Introduced to painting by his brother Auguste, the leading spirit of an art school in Péronne, he subsequently became a pupil of the painter and illustrator Théophile Fragonard. A portraitist and painter of history and genre paintings he made his debut at the Paris Salon in 1836 and was awarded a third class medal.
An important exponent of an academic culture linked to official circles, he worked for the Versailles galleries in particular. In 1848 when commissions declined he was forced to move to England. He participated regularly in the exhibitions at the Royal Academy in London with a series of miniature portraits and, in 1851, with two history paintings.
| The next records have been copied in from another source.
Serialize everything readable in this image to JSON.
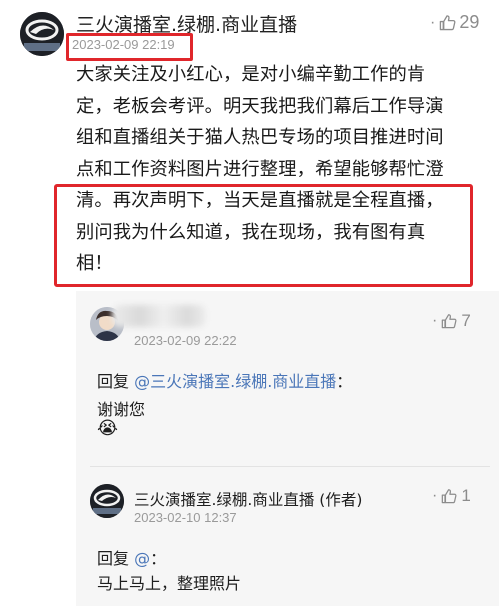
{
  "main_comment": {
    "author": "三火演播室.绿棚.商业直播",
    "timestamp": "2023-02-09 22:19",
    "likes": "29",
    "text_lines": [
      "大家关注及小红心，是对小编辛勤工作的肯",
      "定，老板会考评。明天我把我们幕后工作导演",
      "组和直播组关于猫人热巴专场的项目推进时间",
      "点和工作资料图片进行整理，希望能够帮忙澄",
      "清。再次声明下，当天是直播就是全程直播，",
      "别问我为什么知道，我在现场，我有图有真",
      "相！"
    ]
  },
  "replies": [
    {
      "author": "",
      "timestamp": "2023-02-09 22:22",
      "likes": "7",
      "reply_prefix": "回复",
      "mention": "@三火演播室.绿棚.商业直播",
      "colon": "：",
      "text": "谢谢您",
      "emoji": "😭"
    },
    {
      "author": "三火演播室.绿棚.商业直播 (作者)",
      "timestamp": "2023-02-10 12:37",
      "likes": "1",
      "reply_prefix": "回复",
      "mention": "@",
      "colon": "：",
      "text": "马上马上，整理照片"
    }
  ],
  "icons": {
    "like": "thumbs-up-icon",
    "more": "dot-icon"
  },
  "colors": {
    "highlight": "#e0262b",
    "mention": "#4a76b8",
    "meta": "#9a9a9a"
  }
}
After returning to Paris in 1852, he exhibited at the Salon until 1890 with a vast repertoire of genre scenes of historical inspiration that were very successful commercially, as well as portraits and religious subjects that were stylistically similar to those of his teacher.
He became famous on the international art scene from the 1850s onwards, following his participation in some of the major exhibitions of the time including the national Ghent Triennial Salon of 1853 and 1865, the 1865 Porto International Exhibition and the 1st International Exhibition of Fine Arts in Munich in 1869.
The Italian landscape shown at the Exhibition of Fine Arts in Lille in 1866, suggests that the artist was in Italy before that date, though sources traditionally date his stay to between 1869 and 1871.